The PBAC did note that the ways in which mood events were defined differed between
the quetiapine and olanzapine trials. Also, the size of the olanzapine trial was smaller
than for quetiapine and thus while there is no significant difference between olanzapine
and placebo this could be due to inadequate power due to small sample size.
The PBAC noted the potential savings may be an overestimate as the submission’s estimate
did not consider any potential switching of patients from other existing PBS-listed
therapies used in combination. The Committee commented that, as quetiapine is listed
as a streamlined authority, it may be difficult to calculate the weighted average
price as the proportion of usage in the current indications and the new indication
will be unknown.
Recommendation:
QUETIAPINE FUMARATE, tablets, 25 mg, 100 mg, 200 mg, 300 mg (base).
Extend the listing as follows to include:
Restriction:
Authority Required (STREAMLINED)
Maintenance treatment of bipolar I disorder, in combination with lithium or sodium
valproate.
Max. Qty: 60 (25 mg, 200 mg and 300 mg), 90 (100 mg)
Repeats: 5
13. Context for Decision
The PBAC helps decide whether and, if so, how medicines should be
subsidised in Australia. It considers submissions in this context.

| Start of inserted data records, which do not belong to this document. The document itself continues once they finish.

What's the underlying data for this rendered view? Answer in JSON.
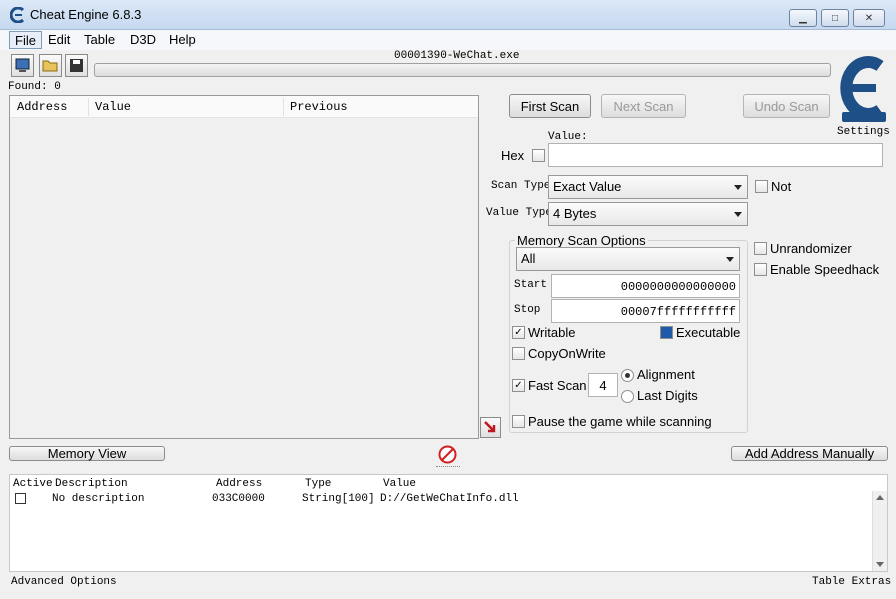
{
  "window": {
    "title": "Cheat Engine 6.8.3"
  },
  "menu": [
    "File",
    "Edit",
    "Table",
    "D3D",
    "Help"
  ],
  "process_name": "00001390-WeChat.exe",
  "found_label": "Found: 0",
  "results_columns": [
    "Address",
    "Value",
    "Previous"
  ],
  "scan": {
    "first_scan": "First Scan",
    "next_scan": "Next Scan",
    "undo_scan": "Undo Scan",
    "settings": "Settings",
    "value_label": "Value:",
    "hex_label": "Hex",
    "scan_type_label": "Scan Type",
    "scan_type_value": "Exact Value",
    "value_type_label": "Value Type",
    "value_type_value": "4 Bytes",
    "not_label": "Not"
  },
  "memory_options": {
    "title": "Memory Scan Options",
    "region": "All",
    "start_label": "Start",
    "start_value": "0000000000000000",
    "stop_label": "Stop",
    "stop_value": "00007fffffffffff",
    "writable": "Writable",
    "executable": "Executable",
    "copyonwrite": "CopyOnWrite",
    "fast_scan": "Fast Scan",
    "fast_scan_value": "4",
    "alignment": "Alignment",
    "last_digits": "Last Digits",
    "pause": "Pause the game while scanning"
  },
  "extra_options": {
    "unrandomizer": "Unrandomizer",
    "speedhack": "Enable Speedhack"
  },
  "memory_view_button": "Memory View",
  "add_address_button": "Add Address Manually",
  "address_list": {
    "columns": [
      "Active",
      "Description",
      "Address",
      "Type",
      "Value"
    ],
    "rows": [
      {
        "description": "No description",
        "address": "033C0000",
        "type": "String[100]",
        "value": "D://GetWeChatInfo.dll"
      }
    ]
  },
  "status_left": "Advanced Options",
  "status_right": "Table Extras",
  "colors": {
    "accent": "#1e4f86",
    "title_bg": "#c6d9f0"
  }
}
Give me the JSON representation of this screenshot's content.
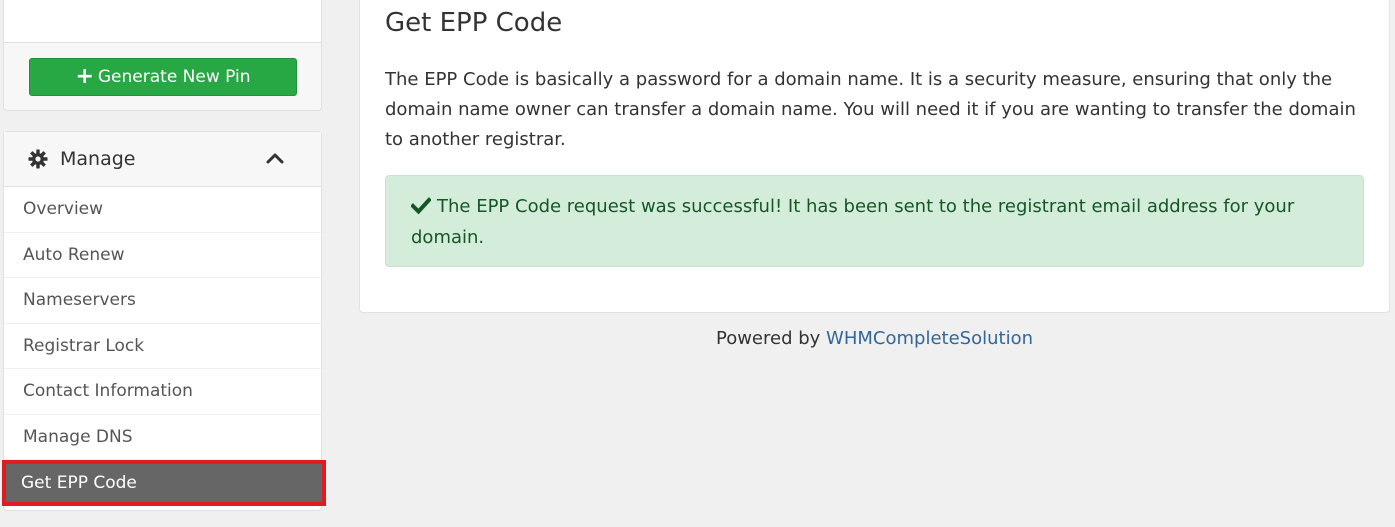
{
  "sidebar": {
    "generate_pin_label": "Generate New Pin",
    "manage": {
      "heading": "Manage",
      "items": [
        {
          "label": "Overview"
        },
        {
          "label": "Auto Renew"
        },
        {
          "label": "Nameservers"
        },
        {
          "label": "Registrar Lock"
        },
        {
          "label": "Contact Information"
        },
        {
          "label": "Manage DNS"
        },
        {
          "label": "Get EPP Code",
          "active": true
        }
      ]
    }
  },
  "main": {
    "title": "Get EPP Code",
    "description": "The EPP Code is basically a password for a domain name. It is a security measure, ensuring that only the domain name owner can transfer a domain name. You will need it if you are wanting to transfer the domain to another registrar.",
    "alert": {
      "message": "The EPP Code request was successful! It has been sent to the registrant email address for your domain.",
      "icon": "check-icon",
      "color": "#155724"
    }
  },
  "footer": {
    "powered_by": "Powered by",
    "link_text": "WHMCompleteSolution"
  },
  "colors": {
    "success": "#28a745",
    "highlight": "#e21b23",
    "active_bg": "#666666",
    "link": "#336699"
  }
}
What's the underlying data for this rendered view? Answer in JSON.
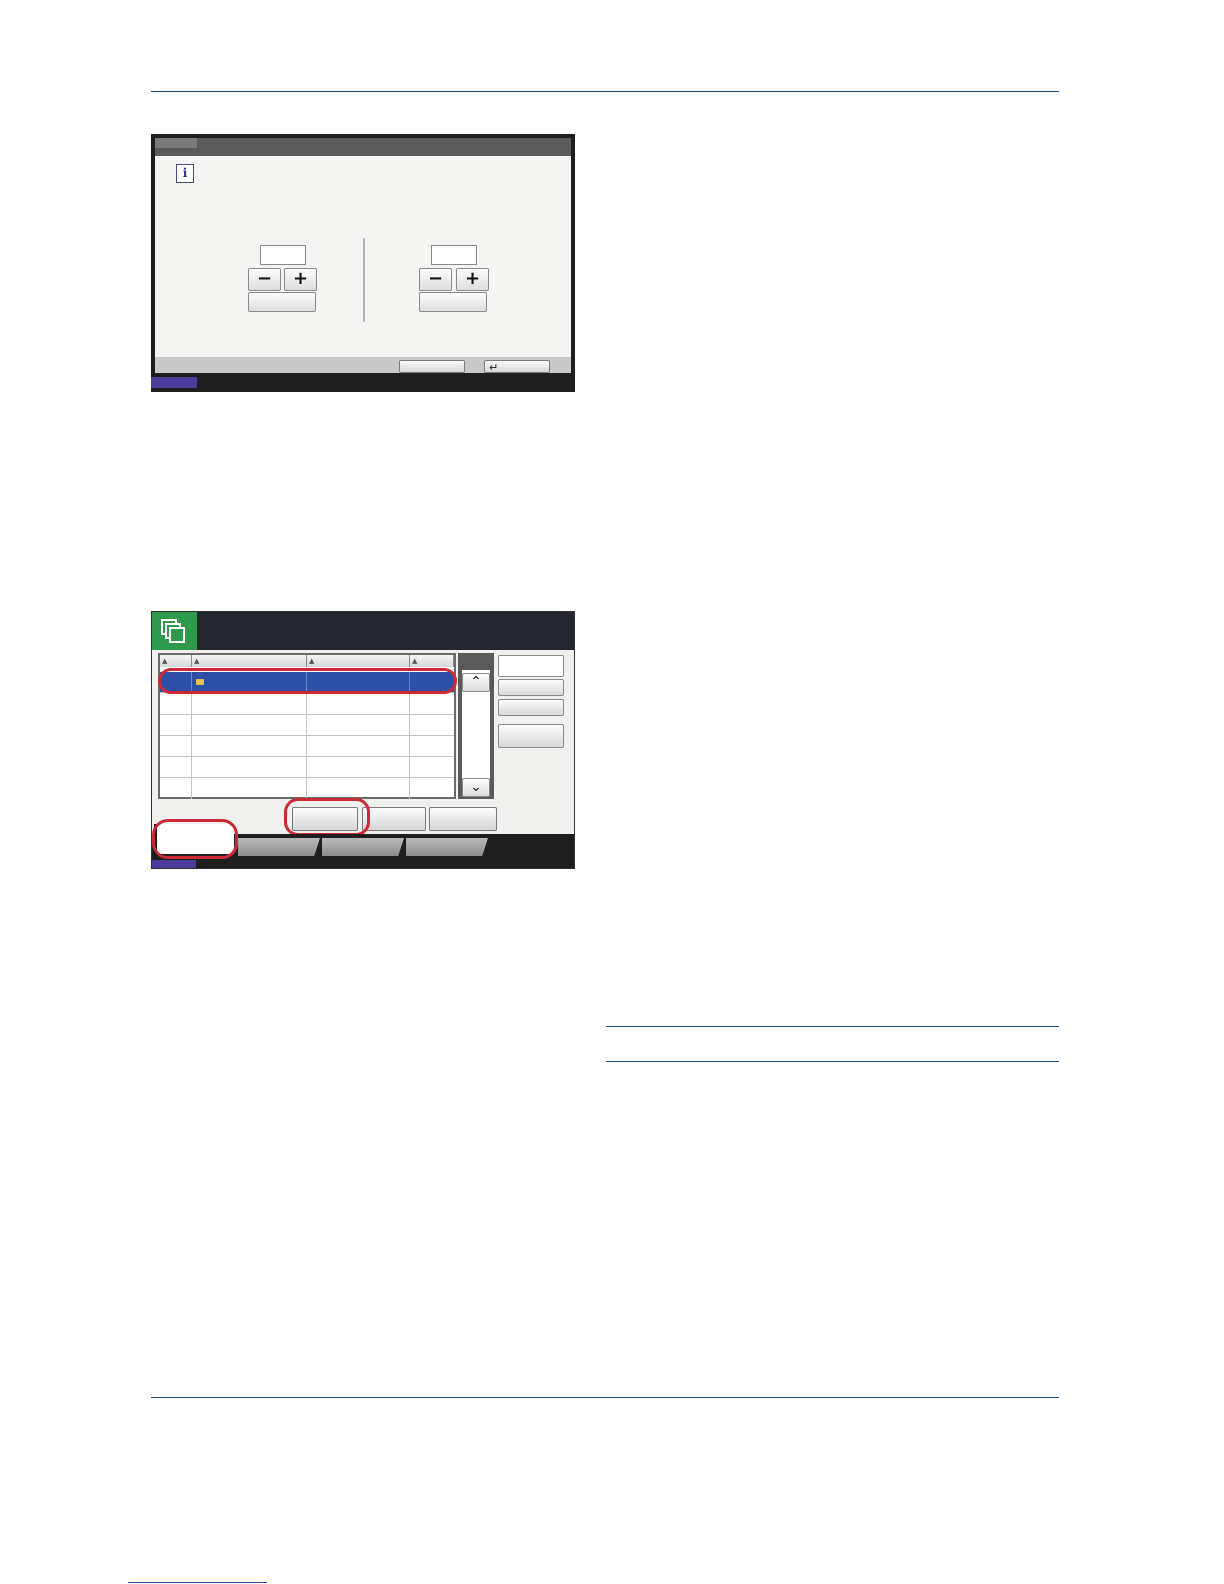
{
  "page": {
    "footer_link": ""
  },
  "screen1": {
    "info_icon": "info-icon",
    "left_stepper": {
      "minus": "−",
      "plus": "+"
    },
    "right_stepper": {
      "minus": "−",
      "plus": "+"
    },
    "ok_button_icon": "↵",
    "accent_color": "#4b3b9a"
  },
  "screen2": {
    "header_icon": "document-box-icon",
    "header_color": "#2f9a4c",
    "column_sort_marks": [
      "▲",
      "▲",
      "▲",
      "▲"
    ],
    "selected_row_color": "#2e4fa6",
    "scroll_up": "⌃",
    "scroll_down": "⌄",
    "highlight_color": "#cc2a36"
  }
}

A PBAC decision not to recommend listing or not to recommend
changing a listing does not represent a final PBAC view about the
merits of the medicine. A company can resubmit to the PBAC or seek
independent review of the PBAC decision.
14. Sponsor’s Comment
AstraZeneca welcomes the PBAC recommendation for Seroquel to be
listed on the PBS, to provide access to an additional treatment
option for patients with bipolar I disorder.